When using winrate as a measure of how solid a handicap/rating system is,
one should use the winrate for each handicap individually, rather than
lumping them all together, to avoid what ArsenLapin1 pointed out.

A trivial betting-agent would say 50:50 to every game and get 0.5 points for every game. A smarter agent would bet 50:50 for even games and 43:57 for handicap games and get 0.51 points per bet in a handicap game. OGS should get even more points, because it knows in 9.9k vs 10.1k game, the 9.9k has a slightly better chance of winning.

Luckily, the vast majority of them are around 43%, plus or minus 5%, judging from the graphs.

(Here's the graphs)

Oh, you know what. Looking at these graphs, it seems like the very first graph might be very close to what we were talking about in the last few messages.

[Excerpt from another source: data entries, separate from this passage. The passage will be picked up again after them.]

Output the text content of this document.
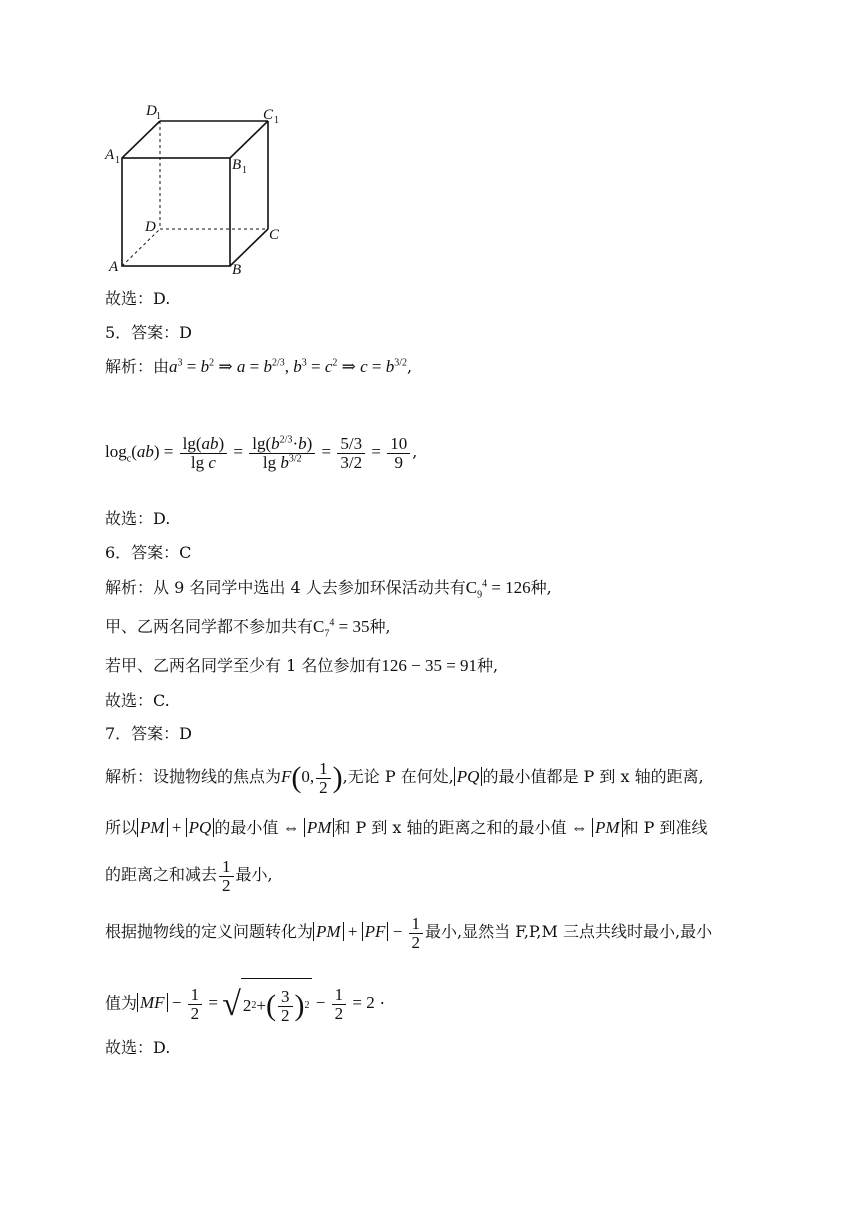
D 1	C 1
A 1	B 1
D	C
A	B
故选：D.
5．答案：D
解析：由$a^3 = b^2$ ⇒ $a = b^{2/3}$, $b^3 = c^2$ ⇒ $c = b^{3/2}$,
$\log_c(ab) = \frac{\lg(ab)}{\text{lg c}} = \frac{\lg(b^{2/3}\cdot b)}{\lg b^{3/2}} = \frac{5/3}{3/2} = \frac{10}{9}$ ,
故选：D.
6．答案：C
解析：从 9 名同学中选出 4 人去参加环保活动共有$C_9^4 = 126$种,
甲、乙两名同学都不参加共有$C_7^4 = 35$种,
若甲、乙两名同学至少有 1 名位参加有126 − 35 = 91种,
故选：C.
7．答案：D
解析：设抛物线的焦点为F(0, $\frac{1}{2}$ ),无论 P 在何处, PQ 的最小值都是 P 到 x 轴的距离,
所以 PM + PQ 的最小值 ⇔ PM 和 P 到 x 轴的距离之和的最小值 ⇔ PM 和 P 到准线
的距离之和减去 $\frac{1}{2}$ 最小,
根据抛物线的定义问题转化为 PM + PF − $\frac{1}{2}$ 最小,显然当 F,P,M 三点共线时最小,最小
值为 MF − $\frac{1}{2}$ = √ 2 2 + ( $\frac{3}{2}$ ) $2 - \frac{1}{2} = 2$ ·
故选：D.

Though I’m not exactly sure how to interpret it.

When I said that handicap winrates in the TKP range should be closer to 50%, I meant theoretically.
Both OGS and EGF data seem to show otherwise. In reality handicap winrates for black even seem to drop below 40% in the TKP range.

My interpretation for this phenomenon is that perhaps the rating range of the game of go should extend further down than ~25-30k, maybe 40-45k?

But it’s difficult to find a public data source on how much handicap a raw novice needs against (say) an established 20k. I suppose it’s difficult to establish what a “raw novice” even means. A random 5 yo raw novice is not the same as a 20 yo raw novice who is also a university student in mathematics. Also, raw novices may not play much on 19x19, so perhaps there won’t be much data on this at all.